KataGo and Leela Zero and all the other AIs certainly didn't cost that much (the...

qayxc · on June 11, 2020

> KataGo and Leela Zero and all the other AIs certainly didn't cost that much

And you base that claim on what exactly? Leela Go is trained by the community, which donates self-play resources. Just because you outsource your cost to volunteers doesn't mean it's free!

In order to get to a realistic estimation, you'd need to get the average cost for electricity, hardware cost (proportionate to use), and of course opportunity costs.

Since you cannot do that, I'd argue that you have no clue what the true training cost of these projects compared to on-demand/cloud costs really are.

mafuy · on June 11, 2020

Leela Zero used some commercial providers for training. Mostly, we used the free offers for new GCP/AWS/etc members, so it's only a certain fraction of course.

To provide an order of magnitude: There are about 20m training games. Iirc a V100 could complete one game in something like a minute. So that's 300k-ish hours of value. Obviously, while V100 were the fastest, other GPUs were more cost efficient.

conistonwater · on June 11, 2020

Go is a small community, and there's just no chance they managed to donate $36M worth of anything, whatever the electricity and hardware costs, that's just too much money. KataGo's page says it was developed using resources donated by Jane Street, the company that its developer worked for; the general magnitude of numbers is also way off: sure they're a quantitative trading firm, but it's implausible that they'd donate $36M to develop a go AI.

qayxc · on June 11, 2020

The cost estimate was based on what what you and I would have to pay if we were to train AlphaGo Zero in 40 days on the given hardware using the reported number of games and resources.

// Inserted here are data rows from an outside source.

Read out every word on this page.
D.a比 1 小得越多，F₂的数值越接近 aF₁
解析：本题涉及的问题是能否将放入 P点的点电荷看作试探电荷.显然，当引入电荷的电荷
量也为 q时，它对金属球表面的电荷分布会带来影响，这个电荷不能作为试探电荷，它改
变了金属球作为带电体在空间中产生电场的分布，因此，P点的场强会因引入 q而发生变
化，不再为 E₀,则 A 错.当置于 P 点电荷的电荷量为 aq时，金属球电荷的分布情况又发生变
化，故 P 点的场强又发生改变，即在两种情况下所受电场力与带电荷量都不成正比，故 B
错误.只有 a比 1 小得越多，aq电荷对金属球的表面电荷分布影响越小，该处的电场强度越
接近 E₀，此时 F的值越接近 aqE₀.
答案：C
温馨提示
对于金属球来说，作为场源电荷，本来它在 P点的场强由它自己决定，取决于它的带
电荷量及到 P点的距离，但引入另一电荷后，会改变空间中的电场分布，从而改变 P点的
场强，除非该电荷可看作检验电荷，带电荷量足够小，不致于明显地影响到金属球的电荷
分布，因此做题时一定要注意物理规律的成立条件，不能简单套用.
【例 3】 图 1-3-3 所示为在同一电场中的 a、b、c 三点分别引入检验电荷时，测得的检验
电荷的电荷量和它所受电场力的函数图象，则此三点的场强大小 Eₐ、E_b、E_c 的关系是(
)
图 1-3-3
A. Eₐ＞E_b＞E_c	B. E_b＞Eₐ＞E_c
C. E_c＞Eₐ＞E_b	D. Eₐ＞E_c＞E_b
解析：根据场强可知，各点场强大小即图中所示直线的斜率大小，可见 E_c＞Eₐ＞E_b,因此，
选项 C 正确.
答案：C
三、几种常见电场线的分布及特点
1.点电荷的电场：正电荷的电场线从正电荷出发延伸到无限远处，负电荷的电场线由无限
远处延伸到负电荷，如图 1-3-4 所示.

Just replace the self-play TPU resources with commodity hardware or even just cheaper GPU compute providers and you'd reduce cost 10-fold by just not using TPUs. Same goes for the number of self-play games.

That still doesn't change the estimate itself. IF the other projects would've used Google TPUs, they'd well have been around the same cost as the estimate.

I really don't understand what you're trying to argue against here.

lozenge · on June 11, 2020

Replicating the experiment would normally mean running the same code for the same length of time, which is what the article measures. If you're using different approaches like KataGo, it's not a replication any more.

How is Leela Zero stronger if it's the same calculations and less compute time?